I love the SEOmoz short list version of the award winners. That should be posted for students and distributed to faculty. Here are some of the other programs I tried from the short list: Twitter (can't feel the enthusiasm other people do; my Twitter circle must be too small & I don't have phone internet); Craig's List (giving newspapers a run for the $$; good for apt hunting if you want to avoid the agencies); Google Docs (many school applications, esp. for group projects); Wikispaces (I've been using that for a while actually); Yahoo Answers (makes Wikipedia look scholarly); Del.i.cio.us (I want to try this more when I have time; great for those who move from lab to lab; may get obsolete if one-to-one laptop program gets prevalent; do I really want everyone to know my bookmarks); YouTube (another old fav; I get tons of great tutorials here for kids/staff); Google Maps and Yahoo maps are pretty standard stuff now.

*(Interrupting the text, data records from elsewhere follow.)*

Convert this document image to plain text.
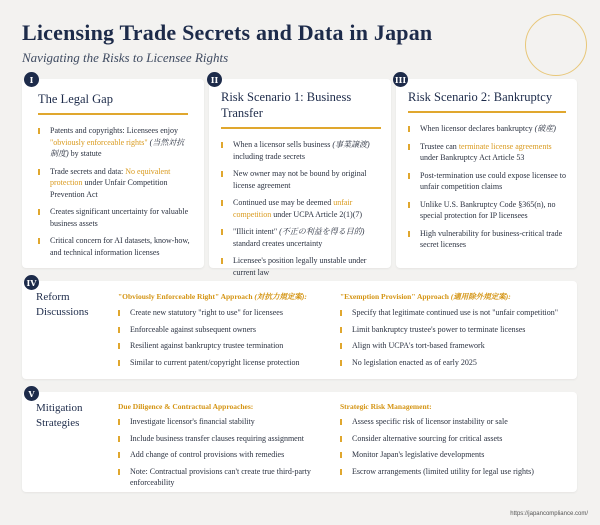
Licensing Trade Secrets and Data in Japan
Navigating the Risks to Licensee Rights
The Legal Gap
Patents and copyrights: Licensees enjoy "obviously enforceable rights" (当然対抗制度) by statute
Trade secrets and data: No equivalent protection under Unfair Competition Prevention Act
Creates significant uncertainty for valuable business assets
Critical concern for AI datasets, know-how, and technical information licenses
I
Risk Scenario 1: Business Transfer
When a licensor sells business (事業譲渡) including trade secrets
New owner may not be bound by original license agreement
Continued use may be deemed unfair competition under UCPA Article 2(1)(7)
"Illicit intent" (不正の利益を得る目的) standard creates uncertainty
Licensee's position legally unstable under current law
II
Risk Scenario 2: Bankruptcy
When licensor declares bankruptcy (破産)
Trustee can terminate license agreements under Bankruptcy Act Article 53
Post-termination use could expose licensee to unfair competition claims
Unlike U.S. Bankruptcy Code §365(n), no special protection for IP licensees
High vulnerability for business-critical trade secret licenses
III
Reform
Discussions
"Obviously Enforceable Right" Approach (対抗力規定案):
Create new statutory "right to use" for licensees
Enforceable against subsequent owners
Resilient against bankruptcy trustee termination
Similar to current patent/copyright license protection
"Exemption Provision" Approach (適用除外規定案):
Specify that legitimate continued use is not "unfair competition"
Limit bankruptcy trustee's power to terminate licenses
Align with UCPA's tort-based framework
No legislation enacted as of early 2025
IV
Mitigation
Strategies
Due Diligence & Contractual Approaches:
Investigate licensor's financial stability
Include business transfer clauses requiring assignment
Add change of control provisions with remedies
Note: Contractual provisions can't create true third-party enforceability
Strategic Risk Management:
Assess specific risk of licensor instability or sale
Consider alternative sourcing for critical assets
Monitor Japan's legislative developments
Escrow arrangements (limited utility for legal use rights)
V
https://japancompliance.com/
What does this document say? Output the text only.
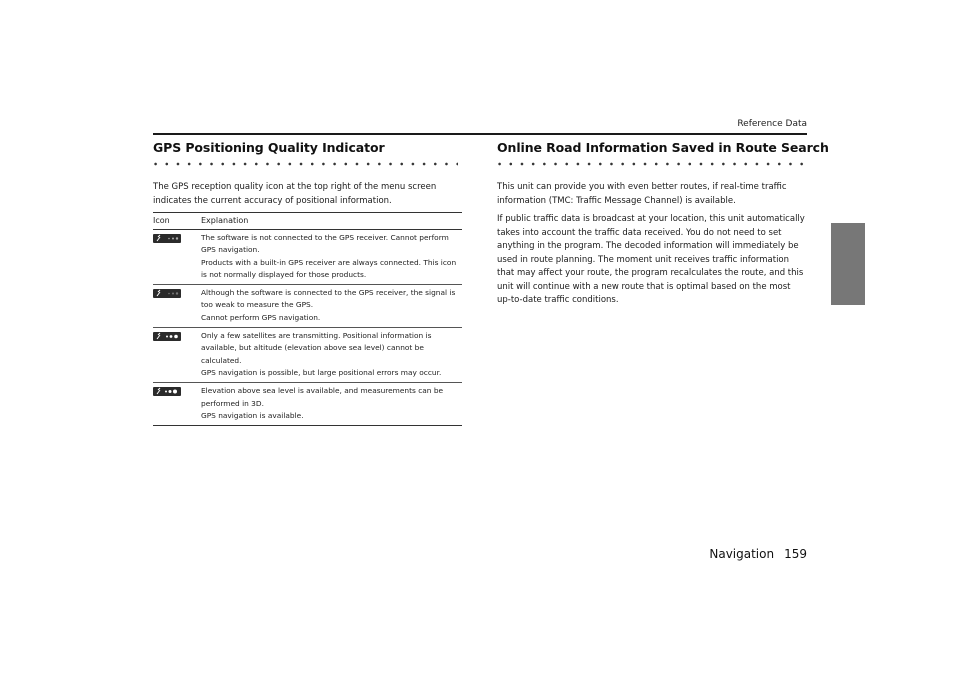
Reference Data
GPS Positioning Quality Indicator

The GPS reception quality icon at the top right of the menu screen indicates the current accuracy of positional information.

Icon	Explanation

The software is not connected to the GPS receiver. Cannot perform GPS navigation.
Products with a built-in GPS receiver are always connected. This icon is not normally displayed for those products.

Although the software is connected to the GPS receiver, the signal is too weak to measure the GPS.
Cannot perform GPS navigation.

Only a few satellites are transmitting. Positional information is available, but altitude (elevation above sea level) cannot be calculated.
GPS navigation is possible, but large positional errors may occur.

Elevation above sea level is available, and measurements can be performed in 3D.
GPS navigation is available.
Online Road Information Saved in Route Search

This unit can provide you with even better routes, if real-time traffic information (TMC: Traffic Message Channel) is available.

If public traffic data is broadcast at your location, this unit automatically takes into account the traffic data received. You do not need to set anything in the program. The decoded information will immediately be used in route planning. The moment unit receives traffic information that may affect your route, the program recalculates the route, and this unit will continue with a new route that is optimal based on the most up-to-date traffic conditions.

Navigation 159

Next to explore: LibraryThing (I've tried it but need more time) and GoodReads.

Of everything on the chart, I think Craig's List, YouTube and Google Docs are the most well known. Kids are addicted to YouTube. It connects them with their culture, but could be seen as so much more if students were pushed into using it for serious endeavors. I think Google Docs is the application we should teach, but often don't. The wiki programs are the ones most often used at my school.